The Las Vegas, NV-based gas distribution company’s request “is another last-minute desperate attempt to delay the proceedings by misrepresentation and omission of the facts,” contend Indicated Shippers, which included Aera Energy LLC, BP America Production, BP Energy Co, Burlington Resources Oil & Gas, Conoco Inc., Coral Energy Resources and Texaco Inc. Southwest Gas, one of the largest FR shippers on El Paso’s system, serves customers in Arizona, Nevada and parts of California.

In its Aug. 14 plea, Southwest Gas said it hasn’t been able to make arrangements for its winter gas supply because of the uncertainty over capacity allocation on the El Paso system, and it claimed that producers would be able to extract monopoly prices from Southwest and other FR shippers for their winter supply because of this uncertainty, Indicated Shippers noted.

Southwest “alleges that monopoly power has been transferred from El Paso to the Indicated Shippers.
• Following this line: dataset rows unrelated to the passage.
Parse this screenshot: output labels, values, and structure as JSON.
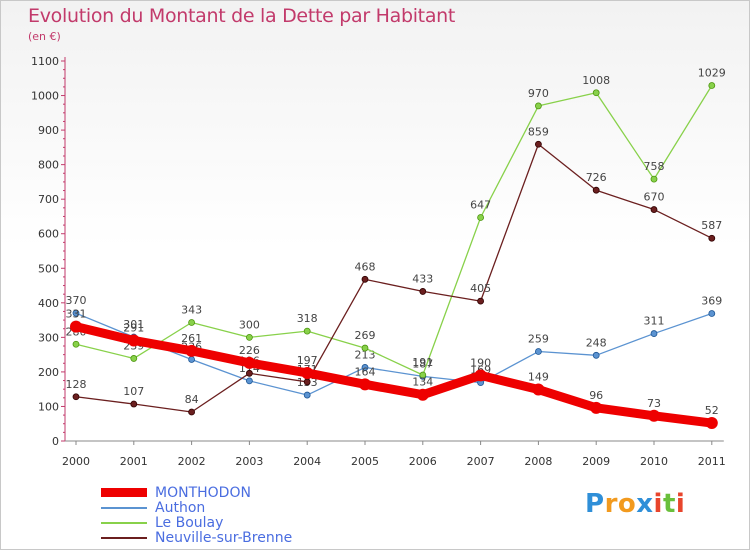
{
  "title": "Evolution du Montant de la Dette par Habitant",
  "subtitle": "(en €)",
  "brand": {
    "text": "Proxiti",
    "letters": [
      {
        "ch": "P",
        "color": "#2f8fd8"
      },
      {
        "ch": "r",
        "color": "#f29a1e"
      },
      {
        "ch": "o",
        "color": "#f29a1e"
      },
      {
        "ch": "x",
        "color": "#2f8fd8"
      },
      {
        "ch": "i",
        "color": "#e8452c"
      },
      {
        "ch": "t",
        "color": "#6abf3b"
      },
      {
        "ch": "i",
        "color": "#e8452c"
      }
    ]
  },
  "chart_data": {
    "type": "line",
    "title": "Evolution du Montant de la Dette par Habitant",
    "subtitle": "(en €)",
    "xlabel": "",
    "ylabel": "",
    "x": [
      "2000",
      "2001",
      "2002",
      "2003",
      "2004",
      "2005",
      "2006",
      "2007",
      "2008",
      "2009",
      "2010",
      "2011"
    ],
    "ylim": [
      0,
      1100
    ],
    "yticks": [
      0,
      100,
      200,
      300,
      400,
      500,
      600,
      700,
      800,
      900,
      1000,
      1100
    ],
    "grid": false,
    "legend_position": "bottom-left",
    "series": [
      {
        "name": "MONTHODON",
        "color": "#ee0000",
        "width": 9,
        "markers": true,
        "values": [
          331,
          291,
          261,
          226,
          197,
          164,
          134,
          190,
          149,
          96,
          73,
          52
        ]
      },
      {
        "name": "Authon",
        "color": "#5b93d1",
        "width": 1.3,
        "markers": true,
        "values": [
          370,
          301,
          236,
          174,
          133,
          213,
          187,
          169,
          259,
          248,
          311,
          369
        ]
      },
      {
        "name": "Le Boulay",
        "color": "#88d14a",
        "width": 1.3,
        "markers": true,
        "values": [
          280,
          239,
          343,
          300,
          318,
          269,
          191,
          647,
          970,
          1008,
          758,
          1029
        ]
      },
      {
        "name": "Neuville-sur-Brenne",
        "color": "#6b1f1f",
        "width": 1.3,
        "markers": true,
        "values": [
          128,
          107,
          84,
          196,
          171,
          468,
          433,
          405,
          859,
          726,
          670,
          587
        ]
      }
    ]
  }
}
This claim is absurd on its face,” the producer-marketer group told FERC [RP00-336-02]. The claim is “even more ridiculous” for producers in the San Juan Basin, who over the past years have sold natural gas at a “considerable discount” to the Henry Hub index, it noted.

“Gas producers connected to El Paso’s mainline in the Bondad region of the northern San Juan Basin have generally been forced to sell gas at a discount to the index due to oversupply of gas and gas-on-gas competition from extremely low prices in the Rockies,” Indicated Shippers said. “This demonstrates that there is actually a buyer’s market” for Southwest Gas and other shippers, the group noted.

Indicated Shippers further insisted that Southwest Gas is to blame for not making arrangements for its winter gas supply. “Even though Southwest received bids [from producers] for winter supply in July, it has not yet awarded the contracts.”

Southwest Gas and other FR shippers haven’t been able to confirm their winter supplies because “they still do not know the answer to such fundamental questions as how much capacity they will have or where they will have it” next heating season, PNM countered. “It is now the middle of August,” and existing FR shippers on El Paso are in the dark on this, it said.

“An extension of time to April 1, 2003 will allow for a resolution of the uncertainties for all parties…without causing unnecessary harm to the thousands of consumers throughout the Southwest that rely solely on natural gas delivered through the El Paso system for their heating and other human needs,” the New Mexico utility said.

Indicated Shippers, however, urged the Commission to stick to the timeline for the service conversion laid out in the May 31 order, which directed El Paso’s FR shippers to switch their transportation service to CD contracts by Nov. 1. By putting all of El Paso’s customers under the same type of service, FERC is hoping to end a years-long dispute over the disparate manner in which capacity has been allocated on the pipeline.